He could usually be found fixing something in the apartment he shared with his bandmates, a wrench held between his teeth as he tinkered away. He had been building and inventing toys since he was in the cradle, so the process of creation was nothing new to him. Yet he would still be at a loss for words when Roger would trot over, as John was laying flat on his back, fixing their shitty fridge once again, and plopped down, straddling his stomach. (Which was not round and jiggly like a ‘bowl full of jelly’, thank you very much, modern culture. He was sort of chubby yeah, not gonna deny that. But dear lord, every caricature depicted him as some obese old man. It was almost enough to give him a body complex. Almost).
“Hey Deaky?”
Rog started with that annoyingly inquisitive tone of his and John merely grunted at the knee in his ribs. 
“How did you learn to fix stuff like this?”
Because I was raised by toy-making Keebler elves in a magical winter-wonderland forest. 
“Practice.”
Roger asked a lot of questions like that. 
Most people liked to write him off as the dumb blonde of the band, (obviously there to do little more than pose and look pretty, while playing on his kit or laying on an album cover), but in practice, Rog was anything but. 
“Hey Deaky?” 
John hummed as Roger’s hand stilled from where it had been carving through his long pale ponytail, bushy as ever in the confines of it’s scrunchie. 
“I’ve been meaning to ask, why is your hair all white? Are you albino?” Ever the biology major.
Magic, Roger. 
“I dunno, I was born with it.”
Which wasn’t to say that Brian and Freddie didn’t ask difficult questions as well, but they were rarer events. Most of his quirks he could easily explain away to them. Like Fred when he shoved eight cookies into his mouth at once. The impatient boy was just lucky they were still soft out of the oven, or he probably would’ve choked to death and they’d be out a lead singer for the band. 
As it stood, Freddie flopped over the arm of their couch’s nasty love-seat, hands folded over his mouth, making several guttural sounds better suited to a porno than a reaction to baked goods. 
“Good, huh? Or are those just the sounds of despair?”
Freddie made a noise that sounded a bit like how Cookie Monster must have in the throes of passion. 
“Funny, the way you go on, I’d always thought you could fit more in your mouth.”
He caught a faceful of moist towelettes for his insolence, but it was so worth it. 
“How in the world did you learn to cook ambrosia, darling?” Freddie asked, once he could finally breathe again.
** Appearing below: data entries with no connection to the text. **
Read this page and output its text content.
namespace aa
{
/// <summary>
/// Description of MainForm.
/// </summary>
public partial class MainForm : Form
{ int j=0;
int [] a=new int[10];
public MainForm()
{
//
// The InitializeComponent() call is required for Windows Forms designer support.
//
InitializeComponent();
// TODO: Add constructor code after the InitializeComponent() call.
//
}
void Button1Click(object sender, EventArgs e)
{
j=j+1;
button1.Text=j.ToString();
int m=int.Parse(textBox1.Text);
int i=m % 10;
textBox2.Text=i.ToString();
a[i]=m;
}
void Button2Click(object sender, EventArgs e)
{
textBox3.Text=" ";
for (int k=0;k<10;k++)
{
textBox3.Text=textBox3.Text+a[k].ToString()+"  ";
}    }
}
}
John shook his head and tucked in his chin to hide the smile. 
“Tante taught me.” Tante Kringle, his elf mother. 
Fred’s brow had crinkled and his lips pursed in confusion. “Tante?” 
Deaky did the washing up with a smile on his face. “Yes, it means Aunt in German. She and my uncles raised me.” Brushing a stray clump of snowy hair out of his eyes, just because it was white didn’t mean he could see through it. Freddie came up behind him to wrap his arms around his waist, pressing his curved seashell ear onto John’s back to hear him breathe.
“What happened, Deaky?”
Fred sounded so sad, but John merely tossed his hair aside (Freddie insisted that it stay long for their glam look) and pressed a little kiss to the crown of their singer’s head. 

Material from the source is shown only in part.